July 8, 2001
New rules going into effect August 1 require long-distance companies to inform customers about rate changes. Only problem is, the rules aren't very specific about how that notification has to be made. Most companies will probably just post the changes on a back page of their Web site.

The way it's worked for most of the last 100 years or so is that long-distance companies have filed tariffs -- lengthy, legalistic documents -- with the Federal Communications Commission whenever they wanted to change their rates. While in theory the tariffs were public information, only the most determined consumer would be able to understand the bureaucratic language used in a tariff if they ever managed to get their hands on one.

In theory, the FCC has had the authority to review the tariffs but it hasn't done so for years, on the theory that there are so many long-distance carriers that competitive pressures make such reviews unnecessary. In other words, it has let companies charge whatever they wanted and to change existing rates without bothering to tell anyone.

As long as the tariffs were filed and the FCC didn't object, they were the law of the land and consumers could not contest any charges that were properly levied under the terms of the tariff.

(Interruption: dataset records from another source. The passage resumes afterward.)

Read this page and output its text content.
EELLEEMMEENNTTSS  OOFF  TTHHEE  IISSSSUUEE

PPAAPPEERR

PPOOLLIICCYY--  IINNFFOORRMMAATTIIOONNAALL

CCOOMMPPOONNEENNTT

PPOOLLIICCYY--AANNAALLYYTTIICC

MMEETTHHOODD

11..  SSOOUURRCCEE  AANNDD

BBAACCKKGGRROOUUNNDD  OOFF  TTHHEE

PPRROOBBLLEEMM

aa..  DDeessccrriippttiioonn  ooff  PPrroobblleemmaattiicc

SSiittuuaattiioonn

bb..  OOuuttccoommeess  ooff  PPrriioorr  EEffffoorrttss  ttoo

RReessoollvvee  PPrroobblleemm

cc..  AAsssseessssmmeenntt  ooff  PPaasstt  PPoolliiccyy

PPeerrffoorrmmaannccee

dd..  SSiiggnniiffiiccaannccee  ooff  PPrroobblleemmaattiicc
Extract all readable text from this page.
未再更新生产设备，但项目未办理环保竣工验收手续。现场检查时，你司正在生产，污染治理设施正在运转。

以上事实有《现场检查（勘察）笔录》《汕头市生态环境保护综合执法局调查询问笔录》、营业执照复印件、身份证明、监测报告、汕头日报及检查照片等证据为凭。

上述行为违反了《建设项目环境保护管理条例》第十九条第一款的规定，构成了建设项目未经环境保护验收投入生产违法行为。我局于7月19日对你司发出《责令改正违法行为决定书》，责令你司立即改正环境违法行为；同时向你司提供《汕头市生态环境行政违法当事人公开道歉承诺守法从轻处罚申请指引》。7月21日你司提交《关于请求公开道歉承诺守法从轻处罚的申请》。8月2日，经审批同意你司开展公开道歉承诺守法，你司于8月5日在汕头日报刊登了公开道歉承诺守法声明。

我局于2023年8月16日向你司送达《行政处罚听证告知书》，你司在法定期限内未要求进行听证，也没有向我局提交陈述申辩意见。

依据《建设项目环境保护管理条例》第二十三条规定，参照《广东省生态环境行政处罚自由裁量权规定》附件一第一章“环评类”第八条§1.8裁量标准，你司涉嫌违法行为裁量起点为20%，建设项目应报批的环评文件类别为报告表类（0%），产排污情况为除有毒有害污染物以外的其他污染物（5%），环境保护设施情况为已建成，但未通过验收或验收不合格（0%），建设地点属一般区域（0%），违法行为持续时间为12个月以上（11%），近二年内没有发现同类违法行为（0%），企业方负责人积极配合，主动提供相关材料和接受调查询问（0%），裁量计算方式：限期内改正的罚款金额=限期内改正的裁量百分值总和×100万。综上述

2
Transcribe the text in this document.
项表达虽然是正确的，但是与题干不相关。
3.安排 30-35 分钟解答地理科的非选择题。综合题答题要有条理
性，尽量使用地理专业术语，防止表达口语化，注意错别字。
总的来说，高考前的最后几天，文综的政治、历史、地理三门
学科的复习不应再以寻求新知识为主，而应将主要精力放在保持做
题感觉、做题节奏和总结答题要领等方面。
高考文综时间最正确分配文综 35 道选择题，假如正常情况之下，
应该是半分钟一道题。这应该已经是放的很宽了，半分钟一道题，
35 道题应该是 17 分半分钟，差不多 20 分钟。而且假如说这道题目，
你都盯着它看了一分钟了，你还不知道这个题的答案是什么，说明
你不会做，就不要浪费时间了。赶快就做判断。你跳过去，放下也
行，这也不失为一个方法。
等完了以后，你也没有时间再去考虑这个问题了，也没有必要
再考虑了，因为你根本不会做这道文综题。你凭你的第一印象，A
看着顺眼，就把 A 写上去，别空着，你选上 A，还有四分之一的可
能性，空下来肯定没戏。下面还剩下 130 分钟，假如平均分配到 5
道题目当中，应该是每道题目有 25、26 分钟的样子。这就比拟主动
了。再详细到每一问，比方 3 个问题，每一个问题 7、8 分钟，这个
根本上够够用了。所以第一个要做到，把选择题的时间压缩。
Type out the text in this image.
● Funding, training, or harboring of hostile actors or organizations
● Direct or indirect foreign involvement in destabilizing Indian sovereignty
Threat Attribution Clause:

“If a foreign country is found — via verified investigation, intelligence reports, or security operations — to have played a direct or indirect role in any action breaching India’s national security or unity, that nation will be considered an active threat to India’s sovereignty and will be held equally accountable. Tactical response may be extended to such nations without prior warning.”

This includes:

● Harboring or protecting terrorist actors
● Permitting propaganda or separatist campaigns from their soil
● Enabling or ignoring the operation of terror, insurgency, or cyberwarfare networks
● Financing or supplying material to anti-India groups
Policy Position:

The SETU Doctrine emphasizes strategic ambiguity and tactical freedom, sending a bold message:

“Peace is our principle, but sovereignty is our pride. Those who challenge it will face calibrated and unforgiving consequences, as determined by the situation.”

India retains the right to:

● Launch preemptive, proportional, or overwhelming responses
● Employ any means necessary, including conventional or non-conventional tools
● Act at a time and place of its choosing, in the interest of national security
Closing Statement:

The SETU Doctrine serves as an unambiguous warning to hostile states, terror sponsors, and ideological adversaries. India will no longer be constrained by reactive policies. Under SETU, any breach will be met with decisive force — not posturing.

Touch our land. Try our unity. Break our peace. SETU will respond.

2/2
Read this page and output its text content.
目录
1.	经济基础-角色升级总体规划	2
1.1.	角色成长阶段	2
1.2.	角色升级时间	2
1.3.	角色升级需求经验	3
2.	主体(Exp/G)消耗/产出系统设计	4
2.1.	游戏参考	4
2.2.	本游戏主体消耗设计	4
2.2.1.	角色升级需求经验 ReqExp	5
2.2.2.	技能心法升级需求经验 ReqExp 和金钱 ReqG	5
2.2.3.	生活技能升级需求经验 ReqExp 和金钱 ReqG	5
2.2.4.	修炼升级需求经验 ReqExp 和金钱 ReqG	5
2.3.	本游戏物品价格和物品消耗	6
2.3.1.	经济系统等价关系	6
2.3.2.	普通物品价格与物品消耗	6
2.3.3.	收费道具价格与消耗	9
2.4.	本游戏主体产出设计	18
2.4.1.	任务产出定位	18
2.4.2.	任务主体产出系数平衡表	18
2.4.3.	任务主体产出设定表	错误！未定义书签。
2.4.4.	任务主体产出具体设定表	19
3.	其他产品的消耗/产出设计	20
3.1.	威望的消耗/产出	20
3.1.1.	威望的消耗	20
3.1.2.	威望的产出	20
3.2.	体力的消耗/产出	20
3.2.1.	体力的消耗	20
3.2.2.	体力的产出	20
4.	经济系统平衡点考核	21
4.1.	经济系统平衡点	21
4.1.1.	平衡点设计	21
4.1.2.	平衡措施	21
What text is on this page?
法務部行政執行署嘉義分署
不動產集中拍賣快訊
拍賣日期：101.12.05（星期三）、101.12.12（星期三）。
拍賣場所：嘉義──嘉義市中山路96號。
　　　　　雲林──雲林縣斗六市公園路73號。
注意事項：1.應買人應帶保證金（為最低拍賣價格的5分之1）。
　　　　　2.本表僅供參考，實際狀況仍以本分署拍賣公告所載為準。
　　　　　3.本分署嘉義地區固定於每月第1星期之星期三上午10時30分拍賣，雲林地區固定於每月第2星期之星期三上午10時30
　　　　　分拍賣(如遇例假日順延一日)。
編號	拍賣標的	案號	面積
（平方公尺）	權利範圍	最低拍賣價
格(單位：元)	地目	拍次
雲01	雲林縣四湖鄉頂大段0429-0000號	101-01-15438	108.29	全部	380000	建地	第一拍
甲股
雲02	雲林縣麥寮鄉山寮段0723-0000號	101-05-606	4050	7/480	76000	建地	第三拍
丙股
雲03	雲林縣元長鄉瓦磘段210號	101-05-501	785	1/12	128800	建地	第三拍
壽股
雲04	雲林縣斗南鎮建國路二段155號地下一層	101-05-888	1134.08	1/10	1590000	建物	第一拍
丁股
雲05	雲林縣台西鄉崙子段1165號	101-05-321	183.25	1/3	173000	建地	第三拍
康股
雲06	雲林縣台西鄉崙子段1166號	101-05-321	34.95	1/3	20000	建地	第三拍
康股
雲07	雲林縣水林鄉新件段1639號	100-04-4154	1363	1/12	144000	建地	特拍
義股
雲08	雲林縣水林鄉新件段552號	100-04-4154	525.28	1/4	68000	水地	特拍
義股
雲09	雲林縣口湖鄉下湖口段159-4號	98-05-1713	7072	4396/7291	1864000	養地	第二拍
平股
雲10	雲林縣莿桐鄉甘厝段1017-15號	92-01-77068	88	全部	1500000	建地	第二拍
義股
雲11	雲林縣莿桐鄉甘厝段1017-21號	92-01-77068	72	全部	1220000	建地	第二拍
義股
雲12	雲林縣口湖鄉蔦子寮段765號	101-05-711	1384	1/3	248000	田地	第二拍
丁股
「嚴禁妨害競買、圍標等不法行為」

In other words, they couldn't take the long-distance companies to court.

Under the new rules, the FCC is out of the picture and the state public utility commissions will have the authority to review the companies' rates and service plans. Additionally, now that tariffs are being thrown onto the scrap heap of history, state contract rules will apply to the relationship between the companies and their customers. In theory, this would open the companies to lawsuits by disgruntled consumers.

The new regulations leave it up to the companies to decide how to disclose changes in their rates. Most are mailing out notices this month that describe their plans -- and also contain a few zingers.

The notices generally take the form of revised service agreements. In small type the notices specify that the customer accepts the terms of the agreement by continuing to use the service.

Most companies are also taking this opportunity to slip in a provision taking care of that pesky right to sue. The new service agreements specify that all disputes will be submitted to mediation rather than being argued in the courts. In other words, consumers still won't be able to take the companies to court. And since the companies generally give themselves the right to appoint the mediator, the outcome of the mediation will seldom be in doubt.

Here's how the four largest companies say they'll handle the matter:

  • Fading giant AT&T says it will mail notices about rate changes with customers' bills and maintain a toll-free number containing all the latest rate information.
  • MCI WorldCom is sending subscribers a 31-page booklet that, among other things, promises it will tell customers about rate changes 15 days in advance. The details of just how this will work are in the booklet, it says. Customers are advised to read this little gem carefully.
  • Sprint These prairie dogs have sent postcards to subscirbers giving them the Web site where rate information will be available long about Aug. 1.